Armannino de Bologne, connu aussi sous le nom d’Armannino Giudice, est né avant 1260. L’œuvre qui nous occupe, la Fiorita, fut terminée en 1325 et eut une grande diffusion aux XIVe et XVe siècles. C’est une vaste compilation d’histoires et de légendes qui, partant de la création du monde, aborde ce qu’on appellerait les « matières » de Thèbes, de Troie et de Rome, avec quelques aperçus sur la Table Ronde et la quête du Graal.

Cette vaste matière est organisée en 33 récits (conti), et dans chacun d’eux, la Fiorita, c’est-à-dire la Poésie personnifiée, tire les enseignements religieux et moraux qui s’imposent. L’ouvrage, rédigé en prose, avec quelques passages en vers, n’a pas encore fait l’objet d’une édition critique, mais en 1932, lorsque Louis-Fernand Flutre l’utilisa dans son étude sur l’influence de Li Fait des Romains dans la littérature italienne, on connaissait de cette œuvre dix-sept manuscrits attestant de trois rédactions différentes. Ses sources sont nombreuses et très variées.

 

* L.-F. Flutre, « Li Fait des Romains » dans les littératures française et italienne du XIIIe au XVIe siècle, Paris, 1932, 452 p., présente l’auteur et l’œuvre aux p. 373-400 (La "Fiorita" d'Armannino Giudice), en prenant essentiellement en compte la « survie » de l’histoire de César, qui occupe les conti 29 et 30. Les p. 394-399 sont consacrées au Conto 30.

* Pour une vue d’ensemble plus récente, cfr G. Ghinassi, Armannino da Bologna, dans Dizionario Biografico degli Italiani, t. 4,  1962, p. 224-225, avec bibliographie. L’article est accessible sur la Toile.

* Un manuscrit de la Fiorita, copié en Italie dans la première moitié du XVIe siècle, se trouve à la Bibliothèque nationale de France, Département des manuscrits, italien 6. On peut le visualiser sur Gallica.

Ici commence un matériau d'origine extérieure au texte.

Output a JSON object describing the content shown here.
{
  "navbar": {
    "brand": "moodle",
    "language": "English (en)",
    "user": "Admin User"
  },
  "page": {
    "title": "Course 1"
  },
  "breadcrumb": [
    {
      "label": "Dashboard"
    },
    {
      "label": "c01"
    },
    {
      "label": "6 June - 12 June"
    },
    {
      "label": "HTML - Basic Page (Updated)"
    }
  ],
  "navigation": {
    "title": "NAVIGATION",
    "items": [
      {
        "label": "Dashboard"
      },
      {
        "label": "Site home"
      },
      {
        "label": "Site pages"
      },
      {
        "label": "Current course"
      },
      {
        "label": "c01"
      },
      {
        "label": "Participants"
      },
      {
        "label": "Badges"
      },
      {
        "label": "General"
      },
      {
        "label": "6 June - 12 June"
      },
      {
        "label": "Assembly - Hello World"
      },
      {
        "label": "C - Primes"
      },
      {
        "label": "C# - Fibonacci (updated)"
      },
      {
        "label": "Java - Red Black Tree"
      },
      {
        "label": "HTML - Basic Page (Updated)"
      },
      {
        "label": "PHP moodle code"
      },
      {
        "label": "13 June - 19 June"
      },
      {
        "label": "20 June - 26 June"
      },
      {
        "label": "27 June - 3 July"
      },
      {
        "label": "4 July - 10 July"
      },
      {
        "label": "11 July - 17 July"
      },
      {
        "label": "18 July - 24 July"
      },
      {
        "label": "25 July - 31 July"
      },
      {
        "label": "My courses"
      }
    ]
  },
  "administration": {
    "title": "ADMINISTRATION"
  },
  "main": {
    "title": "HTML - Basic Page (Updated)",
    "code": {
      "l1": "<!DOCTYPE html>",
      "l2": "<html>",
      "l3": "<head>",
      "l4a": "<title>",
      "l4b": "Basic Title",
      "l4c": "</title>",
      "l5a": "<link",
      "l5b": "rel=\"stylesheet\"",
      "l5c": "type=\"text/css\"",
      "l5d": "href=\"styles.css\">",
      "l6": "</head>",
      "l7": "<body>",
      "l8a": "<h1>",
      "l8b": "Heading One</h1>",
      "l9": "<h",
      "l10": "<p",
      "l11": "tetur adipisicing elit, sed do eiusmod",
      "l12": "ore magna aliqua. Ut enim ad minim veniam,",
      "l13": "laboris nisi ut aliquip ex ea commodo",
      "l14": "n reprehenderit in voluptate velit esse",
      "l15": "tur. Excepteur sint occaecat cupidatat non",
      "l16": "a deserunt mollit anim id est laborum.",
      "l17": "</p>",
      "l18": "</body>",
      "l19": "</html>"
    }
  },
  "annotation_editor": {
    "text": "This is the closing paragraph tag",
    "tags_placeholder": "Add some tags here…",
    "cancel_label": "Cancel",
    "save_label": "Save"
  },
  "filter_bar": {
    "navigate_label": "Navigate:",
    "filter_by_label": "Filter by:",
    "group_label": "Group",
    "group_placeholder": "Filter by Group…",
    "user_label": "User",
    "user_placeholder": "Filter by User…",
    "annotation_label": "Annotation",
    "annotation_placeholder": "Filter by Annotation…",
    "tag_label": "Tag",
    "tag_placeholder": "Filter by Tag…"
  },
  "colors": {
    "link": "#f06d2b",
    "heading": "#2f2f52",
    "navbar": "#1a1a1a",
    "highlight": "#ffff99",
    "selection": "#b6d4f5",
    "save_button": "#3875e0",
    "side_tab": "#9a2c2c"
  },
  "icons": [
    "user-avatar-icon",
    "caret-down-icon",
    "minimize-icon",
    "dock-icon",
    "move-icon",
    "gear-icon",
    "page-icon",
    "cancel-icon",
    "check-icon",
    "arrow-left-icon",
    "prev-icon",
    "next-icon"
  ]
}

* L.-F. Flutre n’ayant pas donné le texte sur le Colisée, nous utiliserons ci-dessous la lecture qu’en a proposée A. Graf, Roma, 1923, p. 93, n. 28. Ce savant l’a faite sur un manuscrit de Florence (Laurentianus pl. LXII, 12, f. 233 v°).

 

2. La description du Colisée

Le conto 30 fait partie de l’histoire de César. La place du grand homme y reste centrale mais, à un certain moment, le récit principal est interrompu par la description de certains monuments de Rome, ce qui permet à l’auteur de reprendre « quelques-unes de ces légendes que les chroniqueurs du moyen âge avaient toujours plaisir à reproduire » (L.-F. Flutre, p. 395). Le Colisée fait partie de ces monuments.

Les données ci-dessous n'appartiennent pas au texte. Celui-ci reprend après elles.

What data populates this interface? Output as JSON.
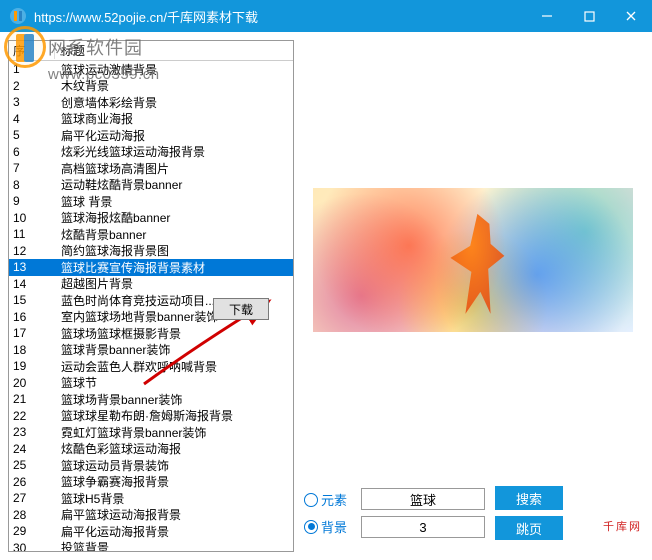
{
  "titlebar": {
    "url": "https://www.52pojie.cn/千库网素材下载"
  },
  "watermark": {
    "site_name": "网系软件园",
    "site_url": "www.pc0359.cn"
  },
  "list": {
    "header_seq": "序",
    "header_title": "标题",
    "selected_index": 13,
    "rows": [
      {
        "n": "1",
        "t": "篮球运动激情背景"
      },
      {
        "n": "2",
        "t": "木纹背景"
      },
      {
        "n": "3",
        "t": "创意墙体彩绘背景"
      },
      {
        "n": "4",
        "t": "篮球商业海报"
      },
      {
        "n": "5",
        "t": "扁平化运动海报"
      },
      {
        "n": "6",
        "t": "炫彩光线篮球运动海报背景"
      },
      {
        "n": "7",
        "t": "高档篮球场高清图片"
      },
      {
        "n": "8",
        "t": "运动鞋炫酷背景banner"
      },
      {
        "n": "9",
        "t": "篮球 背景"
      },
      {
        "n": "10",
        "t": "篮球海报炫酷banner"
      },
      {
        "n": "11",
        "t": "炫酷背景banner"
      },
      {
        "n": "12",
        "t": "简约篮球海报背景图"
      },
      {
        "n": "13",
        "t": "篮球比赛宣传海报背景素材"
      },
      {
        "n": "14",
        "t": "超越图片背景"
      },
      {
        "n": "15",
        "t": "蓝色时尚体育竞技运动项目..."
      },
      {
        "n": "16",
        "t": "室内篮球场地背景banner装饰"
      },
      {
        "n": "17",
        "t": "篮球场篮球框摄影背景"
      },
      {
        "n": "18",
        "t": "篮球背景banner装饰"
      },
      {
        "n": "19",
        "t": "运动会蓝色人群欢呼呐喊背景"
      },
      {
        "n": "20",
        "t": "篮球节"
      },
      {
        "n": "21",
        "t": "篮球场背景banner装饰"
      },
      {
        "n": "22",
        "t": "篮球球星勒布朗·詹姆斯海报背景"
      },
      {
        "n": "23",
        "t": "霓虹灯篮球背景banner装饰"
      },
      {
        "n": "24",
        "t": "炫酷色彩篮球运动海报"
      },
      {
        "n": "25",
        "t": "篮球运动员背景装饰"
      },
      {
        "n": "26",
        "t": "篮球争霸赛海报背景"
      },
      {
        "n": "27",
        "t": "篮球H5背景"
      },
      {
        "n": "28",
        "t": "扁平篮球运动海报背景"
      },
      {
        "n": "29",
        "t": "扁平化运动海报背景"
      },
      {
        "n": "30",
        "t": "投篮背景"
      }
    ]
  },
  "context_menu": {
    "download_label": "下载"
  },
  "controls": {
    "radio_element": "元素",
    "radio_background": "背景",
    "radio_selected": "background",
    "search_value": "篮球",
    "page_value": "3",
    "search_btn": "搜索",
    "jump_btn": "跳页"
  },
  "brand_text": "千库网"
}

Le Colisée est pour Armannino un temple, anzi capo di tutti li templi che per lo mondo erano (selon les mots d’A. Graf, Roma, p. 93). On y trouvait de nombreux autels en l’honneur des dieux païens. Celui de Jupiter en particulier était remarquable : « ses ornements valaient un trésor sans prix » (quello Giove gli cui ornamenti valeano amisurato tesoro). Les prêtres, par leurs incantations, étaient capables d’y provoquer une foule de phénomènes atmosphériques (la pluie, la neige, la grêle, le beau temps). Vient ensuite le passage consacré à l’étymologie :

       Gli forestieri erano menati in quello luogho ove si facea tante maraviglie che la gente gli davano grande fede. Allora diceano quelli maligni preti a coloro che questo vedeano : Colis eum ? la qual cosa volgarmente viene a dire : Coltivi tu dio per sommo dio ? e quegli rispondea : Si. E per questa risposta battazzato aveano in quello errore. E per questo cotale domandare fu poi quello tempio Colliseo chiamato. (Conto, XXX, d’après A. Graf, Roma, 1923, p, 93, n. 28)

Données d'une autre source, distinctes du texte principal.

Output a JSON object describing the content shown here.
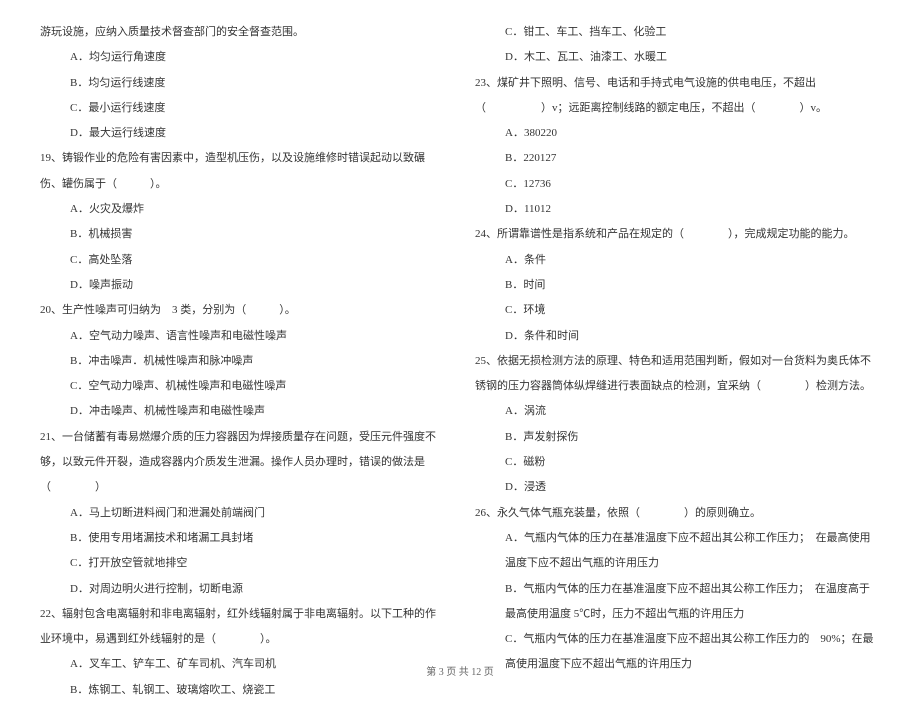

       Les étrangers étaient conduits dans cet endroit où se faisaient tellement de merveilles que les gens y prêtaient foi. Alors ces prêtres démoniaques disaient à ceux qui voyaient cela [= l’autel de Jupiter]: Colis eum ? (« Est-ce que tu le vénères ? »), ce qui revenait à dire : Coltivi tu dio per sommo dio ? (« Est-ce que tu vénères ce dieu comme le plus grand dieu ? »), et ils répondaient : Si (« Oui »). Et par cette réponse, les prêtres les précipitaient dans l’erreur. C’est à cause des nombreuses demandes de ce type que ce temple fut alors appelé Colliseo (« Colisée »).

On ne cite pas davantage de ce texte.